The Fogarty International Research Training Program in Substance Abuse is a multi-center effort to increase the cadre of independent and collaborative researchers working in Poland, Slovakia, Latvia and the Ukraine and to improve the substance abuse research infrastructure in Central and Eastern Europe. The program, initiated by the University of Michigan and funded by the NIH Fogarty International Center and the National Institute on Drug Abuse, is a three-tiered program carried out in collaboration with the Institute of Psychiatry and Neurology (IPIN) in Warsaw, Poland. The program involves a partnership with institutions in Slovakia (the Institute and Centre for Treatment of Drug Dependencies in Bratislava), Ukraine (the Clinical and Social Narcology Department at the Ukrainian Research Institute of Social, Forensic Psychiatry, and Drug Abuse (URISFPDA) in Kiev and the Department for Prevention and Treatment of Drug Addictions at the Kharkov Institute of Neurology, Psychiatry, and Narcology of the Academy of Medical Sciences of the Ukraine, and Latvia (the Department of Psychiatry and Narcology at Riga Stradins University).

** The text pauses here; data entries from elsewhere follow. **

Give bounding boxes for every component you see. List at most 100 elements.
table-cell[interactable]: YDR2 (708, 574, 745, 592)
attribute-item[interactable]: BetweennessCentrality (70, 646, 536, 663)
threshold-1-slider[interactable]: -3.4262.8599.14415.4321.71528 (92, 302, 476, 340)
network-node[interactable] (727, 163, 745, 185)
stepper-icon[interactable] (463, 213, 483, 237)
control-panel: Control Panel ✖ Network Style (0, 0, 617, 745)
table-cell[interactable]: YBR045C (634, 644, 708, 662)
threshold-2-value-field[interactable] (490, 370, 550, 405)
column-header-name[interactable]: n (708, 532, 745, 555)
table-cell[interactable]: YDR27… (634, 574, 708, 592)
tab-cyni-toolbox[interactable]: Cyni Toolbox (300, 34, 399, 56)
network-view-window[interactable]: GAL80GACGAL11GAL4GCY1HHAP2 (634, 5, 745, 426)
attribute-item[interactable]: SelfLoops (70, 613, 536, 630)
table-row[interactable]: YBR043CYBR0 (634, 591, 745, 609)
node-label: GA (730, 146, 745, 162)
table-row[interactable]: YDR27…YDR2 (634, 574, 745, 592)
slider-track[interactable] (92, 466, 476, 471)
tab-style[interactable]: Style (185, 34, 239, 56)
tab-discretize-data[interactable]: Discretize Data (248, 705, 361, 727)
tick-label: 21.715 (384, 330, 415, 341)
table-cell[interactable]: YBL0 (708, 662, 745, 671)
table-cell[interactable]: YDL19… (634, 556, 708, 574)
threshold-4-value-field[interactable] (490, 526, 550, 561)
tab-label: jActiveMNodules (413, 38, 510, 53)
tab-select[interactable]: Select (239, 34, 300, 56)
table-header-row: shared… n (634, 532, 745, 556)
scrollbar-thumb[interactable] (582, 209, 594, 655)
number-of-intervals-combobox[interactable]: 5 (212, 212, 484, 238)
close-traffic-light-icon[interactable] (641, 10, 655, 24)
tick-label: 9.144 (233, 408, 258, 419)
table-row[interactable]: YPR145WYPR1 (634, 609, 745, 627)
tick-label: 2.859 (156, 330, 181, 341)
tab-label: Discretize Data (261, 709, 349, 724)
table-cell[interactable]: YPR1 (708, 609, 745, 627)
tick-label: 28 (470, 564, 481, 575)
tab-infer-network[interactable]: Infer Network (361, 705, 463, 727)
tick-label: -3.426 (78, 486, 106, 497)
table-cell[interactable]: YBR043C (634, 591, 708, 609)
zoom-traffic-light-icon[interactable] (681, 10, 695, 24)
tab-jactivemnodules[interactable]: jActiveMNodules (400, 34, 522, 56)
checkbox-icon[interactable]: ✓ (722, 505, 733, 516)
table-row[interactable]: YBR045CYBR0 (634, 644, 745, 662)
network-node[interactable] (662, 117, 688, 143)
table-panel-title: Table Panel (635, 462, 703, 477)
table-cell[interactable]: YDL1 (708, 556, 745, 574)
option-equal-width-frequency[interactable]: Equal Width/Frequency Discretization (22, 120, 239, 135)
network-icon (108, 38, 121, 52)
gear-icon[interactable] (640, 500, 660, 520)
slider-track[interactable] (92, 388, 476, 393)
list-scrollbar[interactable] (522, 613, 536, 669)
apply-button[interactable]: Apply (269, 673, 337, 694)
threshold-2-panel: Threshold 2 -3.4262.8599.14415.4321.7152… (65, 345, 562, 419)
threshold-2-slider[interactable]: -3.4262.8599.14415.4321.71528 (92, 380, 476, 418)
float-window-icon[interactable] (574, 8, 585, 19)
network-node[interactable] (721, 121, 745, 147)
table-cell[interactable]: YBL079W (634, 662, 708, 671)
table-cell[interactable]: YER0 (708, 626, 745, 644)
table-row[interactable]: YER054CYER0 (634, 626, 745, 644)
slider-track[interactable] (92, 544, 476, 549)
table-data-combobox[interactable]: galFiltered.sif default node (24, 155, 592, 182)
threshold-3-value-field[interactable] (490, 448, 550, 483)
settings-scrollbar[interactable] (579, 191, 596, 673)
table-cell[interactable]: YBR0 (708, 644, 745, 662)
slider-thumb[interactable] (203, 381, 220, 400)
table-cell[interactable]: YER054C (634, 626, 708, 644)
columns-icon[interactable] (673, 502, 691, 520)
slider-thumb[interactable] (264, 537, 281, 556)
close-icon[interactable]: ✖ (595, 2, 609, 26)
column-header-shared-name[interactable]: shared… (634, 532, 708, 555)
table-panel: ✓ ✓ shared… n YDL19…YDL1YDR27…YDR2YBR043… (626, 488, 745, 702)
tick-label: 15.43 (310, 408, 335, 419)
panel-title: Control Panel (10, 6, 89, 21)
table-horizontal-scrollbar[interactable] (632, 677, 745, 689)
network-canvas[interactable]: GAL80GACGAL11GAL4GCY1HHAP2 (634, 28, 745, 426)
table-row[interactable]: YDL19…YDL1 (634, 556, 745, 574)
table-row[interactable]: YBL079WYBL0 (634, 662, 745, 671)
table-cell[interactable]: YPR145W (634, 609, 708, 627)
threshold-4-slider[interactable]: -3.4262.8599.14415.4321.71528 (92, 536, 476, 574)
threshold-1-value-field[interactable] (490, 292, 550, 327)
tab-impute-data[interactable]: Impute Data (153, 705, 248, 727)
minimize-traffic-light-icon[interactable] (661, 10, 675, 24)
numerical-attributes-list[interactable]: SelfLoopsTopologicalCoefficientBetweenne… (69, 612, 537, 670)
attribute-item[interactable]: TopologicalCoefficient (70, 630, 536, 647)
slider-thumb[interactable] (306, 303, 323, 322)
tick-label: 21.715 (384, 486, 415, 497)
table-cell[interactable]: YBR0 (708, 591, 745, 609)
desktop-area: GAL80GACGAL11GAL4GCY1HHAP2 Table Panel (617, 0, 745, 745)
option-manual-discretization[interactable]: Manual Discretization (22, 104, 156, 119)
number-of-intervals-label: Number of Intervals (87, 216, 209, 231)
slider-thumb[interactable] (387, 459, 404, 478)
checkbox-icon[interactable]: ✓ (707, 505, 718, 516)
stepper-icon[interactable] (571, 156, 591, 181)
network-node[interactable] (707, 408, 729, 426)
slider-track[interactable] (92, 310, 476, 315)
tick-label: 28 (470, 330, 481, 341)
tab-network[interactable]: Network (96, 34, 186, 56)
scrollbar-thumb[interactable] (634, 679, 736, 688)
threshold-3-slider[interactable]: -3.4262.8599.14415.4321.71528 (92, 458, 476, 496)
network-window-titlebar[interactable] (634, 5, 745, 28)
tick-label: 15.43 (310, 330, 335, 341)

The first tier brings fellows to Ann Arbor for a year of mentored research training, followed by a second year of program-supported pilot research at the fellow’s home institution. The second tier involves a series of shorter term fellowships for mid-career and senior scientists to spend 1–3 months in the United States for focused training, protected writing time, and the development of collaborative relationships with American colleagues. The third tier, a yearly workshop series held in cities from each of the participating countries, is open to all levels of substance abuse scientists, from graduate students to more advanced and senior researchers. The curriculum involves short-term research training on specialized research issues, as well as sessions where attendees present their ongoing work.

The intent for all these activities is the development and extension of research programs for evaluation of existing treatment and prevention programming, conduct of new clinical trials in these areas, conduct of more basic research on etiology and clinical course and development of increased educational programming to sustain the learning that is initiated by training program exposure. A secondary goal, already accomplished successfully, is to foster research collaborations between program graduates and US scientists.